Mais puisque le texte ne livre aucun élément contraire, il est juste de croire que tout s'est passé
comme Jésus l'a dit, et que Pierre a effectivement trouvé le montant exact de l'impôt dans la
bouche du premier poisson péché ce jour-là.
Nous pouvons constater que Dieu n'est jamais à court lorsqu'il s'agit de pourvoir au nécessaire. Ce
récit nous rappelle que tout ce que nous pouvons offrir nous vient de Dieu.
Jésus montre qu'il s'est fait Serviteur en s'acquittant de l'impôt, et, par la manière dont il le fait, il
montre en même temps qu'il est le Seigneur. Cet événement révèle à la fois son humilité et sa
divinité.
Conclusion
Je suis convaincu que nous sommes à notre tour invités à montrer aux autres une image faite à la
fois de grandeur et d'humilité, à l'exemple de Jésus. D'ailleurs, la vraie grandeur rend humble. La
véritable humilité donne de la grandeur. Bien sûr, la grandeur dont je parle n'est pas vraiment la
nôtre, mais celle du Seigneur qui se révèle en nous et au travers de nous.

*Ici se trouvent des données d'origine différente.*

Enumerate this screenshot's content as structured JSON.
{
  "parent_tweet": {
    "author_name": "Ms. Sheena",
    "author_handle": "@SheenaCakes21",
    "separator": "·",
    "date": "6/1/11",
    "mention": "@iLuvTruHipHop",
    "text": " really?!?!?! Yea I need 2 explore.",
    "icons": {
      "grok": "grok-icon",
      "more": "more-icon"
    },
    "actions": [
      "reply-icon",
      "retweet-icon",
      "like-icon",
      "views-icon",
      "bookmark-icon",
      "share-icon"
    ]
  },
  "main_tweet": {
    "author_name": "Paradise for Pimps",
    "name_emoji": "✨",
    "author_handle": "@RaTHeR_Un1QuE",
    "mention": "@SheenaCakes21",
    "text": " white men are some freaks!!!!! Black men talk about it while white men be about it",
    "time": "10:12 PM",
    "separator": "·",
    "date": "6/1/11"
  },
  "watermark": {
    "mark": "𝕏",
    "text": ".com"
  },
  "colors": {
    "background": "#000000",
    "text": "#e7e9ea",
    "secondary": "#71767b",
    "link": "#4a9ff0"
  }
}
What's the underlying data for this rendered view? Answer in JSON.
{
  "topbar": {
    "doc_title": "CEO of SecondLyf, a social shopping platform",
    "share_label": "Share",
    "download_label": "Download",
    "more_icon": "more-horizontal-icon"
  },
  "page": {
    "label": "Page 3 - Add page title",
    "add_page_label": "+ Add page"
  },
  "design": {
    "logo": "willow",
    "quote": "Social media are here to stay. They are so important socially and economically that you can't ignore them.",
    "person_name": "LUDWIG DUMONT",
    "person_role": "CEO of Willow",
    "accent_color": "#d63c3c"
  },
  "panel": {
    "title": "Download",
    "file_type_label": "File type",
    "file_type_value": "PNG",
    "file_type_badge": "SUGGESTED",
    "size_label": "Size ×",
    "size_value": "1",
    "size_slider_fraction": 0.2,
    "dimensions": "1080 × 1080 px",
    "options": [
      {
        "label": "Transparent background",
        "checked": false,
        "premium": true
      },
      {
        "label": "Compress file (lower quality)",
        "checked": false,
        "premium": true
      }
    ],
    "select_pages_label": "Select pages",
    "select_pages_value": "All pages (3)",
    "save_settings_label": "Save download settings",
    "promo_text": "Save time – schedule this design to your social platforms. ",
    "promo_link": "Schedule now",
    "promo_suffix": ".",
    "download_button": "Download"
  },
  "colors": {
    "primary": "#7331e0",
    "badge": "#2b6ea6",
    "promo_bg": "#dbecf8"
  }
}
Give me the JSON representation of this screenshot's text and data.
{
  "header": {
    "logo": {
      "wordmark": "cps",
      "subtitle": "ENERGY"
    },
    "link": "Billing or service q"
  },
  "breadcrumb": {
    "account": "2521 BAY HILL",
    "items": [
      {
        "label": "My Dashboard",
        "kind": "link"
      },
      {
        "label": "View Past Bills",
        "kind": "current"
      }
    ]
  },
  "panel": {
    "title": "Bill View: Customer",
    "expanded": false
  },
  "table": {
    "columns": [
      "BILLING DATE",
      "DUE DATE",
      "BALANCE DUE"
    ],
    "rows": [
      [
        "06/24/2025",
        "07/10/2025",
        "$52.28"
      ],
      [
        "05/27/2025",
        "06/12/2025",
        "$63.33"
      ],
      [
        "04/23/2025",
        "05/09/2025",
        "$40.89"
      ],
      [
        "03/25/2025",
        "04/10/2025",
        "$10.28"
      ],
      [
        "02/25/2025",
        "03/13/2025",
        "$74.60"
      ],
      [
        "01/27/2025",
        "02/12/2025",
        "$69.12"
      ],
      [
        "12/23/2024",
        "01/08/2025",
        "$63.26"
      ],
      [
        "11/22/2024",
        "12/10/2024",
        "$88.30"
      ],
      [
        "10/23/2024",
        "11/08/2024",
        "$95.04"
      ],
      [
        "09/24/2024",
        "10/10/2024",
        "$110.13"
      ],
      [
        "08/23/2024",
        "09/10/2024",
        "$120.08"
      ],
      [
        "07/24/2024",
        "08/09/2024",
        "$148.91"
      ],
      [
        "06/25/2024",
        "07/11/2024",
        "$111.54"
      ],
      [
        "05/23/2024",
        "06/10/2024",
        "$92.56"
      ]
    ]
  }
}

Nous sommes invités à renoncer à nous-mêmes pour nous faire les serviteurs des autres. Mais nous
sommes invités aussi, au travers de notre écoute de Dieu, de notre foi et de notre obéissance, à
monter au monde combien notre Dieu est grand.
Et comme dans ce texte, l'humilité et la grandeur se manifestent aussi à propos des offrandes de
toute nature que nous apportons au Seigneur.